Radiographic Measures of Spinal Alignment Are Not Predictive of the Development of C5 Palsy Following Anterior Cervical Discectomy and Fusion Surgery

Int J Spine Surg. 2021 Apr;15(2):213-218. doi: 10.14444/8029. Epub 2021 Apr 1.

Abstract

Background: Postoperative C5 palsy is a common complication following cervical decompression, occurring more frequently after posterior-based procedures. It has been theorized that this is the result of C5 nerve stretch resulting from spinal cord drift with these procedures. As such, it is thought to be less common after anterior cervical decompression and fusion (ACDF). However, no consensus has been reached on its true etiology. The purpose of this study is to assess the rate of C5 palsy following ACDF and to determine whether any radiographic or demographic parameters were predictive of its development.

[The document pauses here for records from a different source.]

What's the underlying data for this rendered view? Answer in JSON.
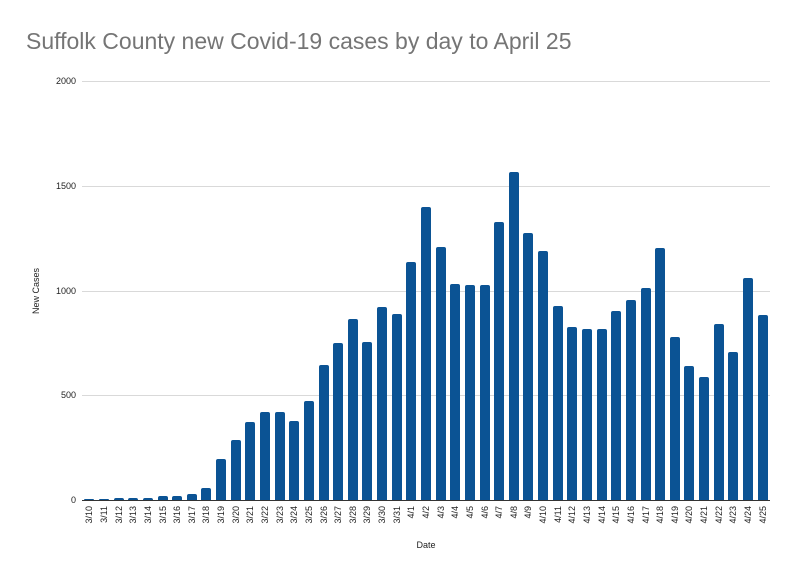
{
  "chart_data": {
    "type": "bar",
    "title": "Suffolk County new Covid-19 cases by day to April 25",
    "xlabel": "Date",
    "ylabel": "New Cases",
    "ylim": [
      0,
      2000
    ],
    "yticks": [
      0,
      500,
      1000,
      1500,
      2000
    ],
    "grid": true,
    "legend": null,
    "bar_color": "#0b5394",
    "categories": [
      "3/10",
      "3/11",
      "3/12",
      "3/13",
      "3/14",
      "3/15",
      "3/16",
      "3/17",
      "3/18",
      "3/19",
      "3/20",
      "3/21",
      "3/22",
      "3/23",
      "3/24",
      "3/25",
      "3/26",
      "3/27",
      "3/28",
      "3/29",
      "3/30",
      "3/31",
      "4/1",
      "4/2",
      "4/3",
      "4/4",
      "4/5",
      "4/6",
      "4/7",
      "4/8",
      "4/9",
      "4/10",
      "4/11",
      "4/12",
      "4/13",
      "4/14",
      "4/15",
      "4/16",
      "4/17",
      "4/18",
      "4/19",
      "4/20",
      "4/21",
      "4/22",
      "4/23",
      "4/24",
      "4/25"
    ],
    "values": [
      4,
      4,
      8,
      8,
      8,
      20,
      20,
      27,
      59,
      194,
      286,
      371,
      420,
      420,
      379,
      474,
      645,
      749,
      864,
      754,
      921,
      888,
      1136,
      1398,
      1208,
      1031,
      1026,
      1026,
      1327,
      1566,
      1274,
      1189,
      927,
      826,
      818,
      815,
      902,
      955,
      1012,
      1201,
      780,
      638,
      586,
      839,
      705,
      1061,
      885
    ]
  }
}
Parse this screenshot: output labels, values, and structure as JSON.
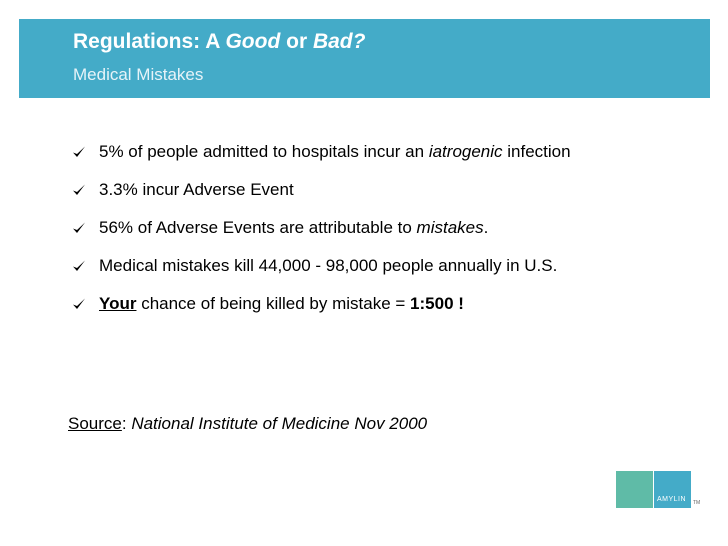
{
  "slide": {
    "title": {
      "prefix": "Regulations:  A ",
      "good": "Good",
      "or": " or ",
      "bad": "Bad?"
    },
    "subtitle": "Medical Mistakes",
    "bullets": [
      {
        "pre": "5% of people admitted to hospitals incur an ",
        "em": "iatrogenic",
        "post": " infection"
      },
      {
        "text": "3.3% incur Adverse Event"
      },
      {
        "pre": "56% of Adverse Events are attributable to ",
        "em": "mistakes",
        "post": "."
      },
      {
        "text": "Medical mistakes kill 44,000 - 98,000 people annually in U.S."
      },
      {
        "strong": "Your",
        "mid": " chance of being killed by mistake = ",
        "value": "1:500 !"
      }
    ],
    "source": {
      "label": "Source",
      "colon": ":  ",
      "text": "National Institute of Medicine Nov 2000"
    },
    "logo": {
      "text": "AMYLIN",
      "tm": "TM",
      "colors": {
        "left": "#5fbba7",
        "right": "#44abc8"
      }
    }
  },
  "colors": {
    "title_band": "#44abc8",
    "check": "#000000"
  }
}
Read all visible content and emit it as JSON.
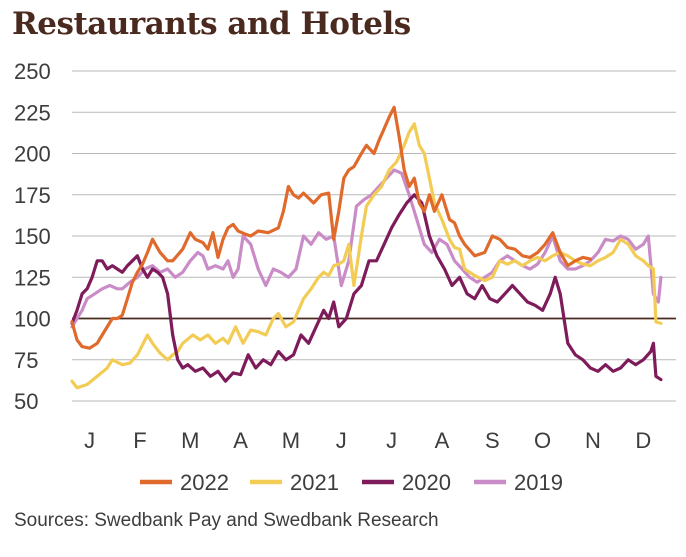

Methods: Two hundred and twenty-six patients who received ACDF between September 2015 and September 2016 were reviewed, and 122 were included in the final analysis. Patient demographic, surgical, and radiographic data were analyzed, including preoperative and postoperative radiographic and motor examination results. The Mann-Whitney U test was used to compare continuous variables between independent groups, and Fisher's exact test was used to compare categorical variables between groups.

Results: Seven patients developed a C5 palsy in the postoperative period, an incidence rate of 5.7%. Among the radiographic parameters evaluated, there were no statistically significant differences between the C5 palsy and nonpalsy groups. Additionally, there were no statistically significant differences in age, patient sex, or numbers of vertebral levels fused between groups.

Conclusions: Ultimately, we did not identify any statistically significant demographic or radiographic predictive factors for the development of C5 palsy following ACDF surgery.

Level of evidence: 3.

Keywords: ACDF; C5 palsy; anterial cervical discectomy and fusion; cervical; demographic; orthopedic; palsy; radiographic; spine; surgery.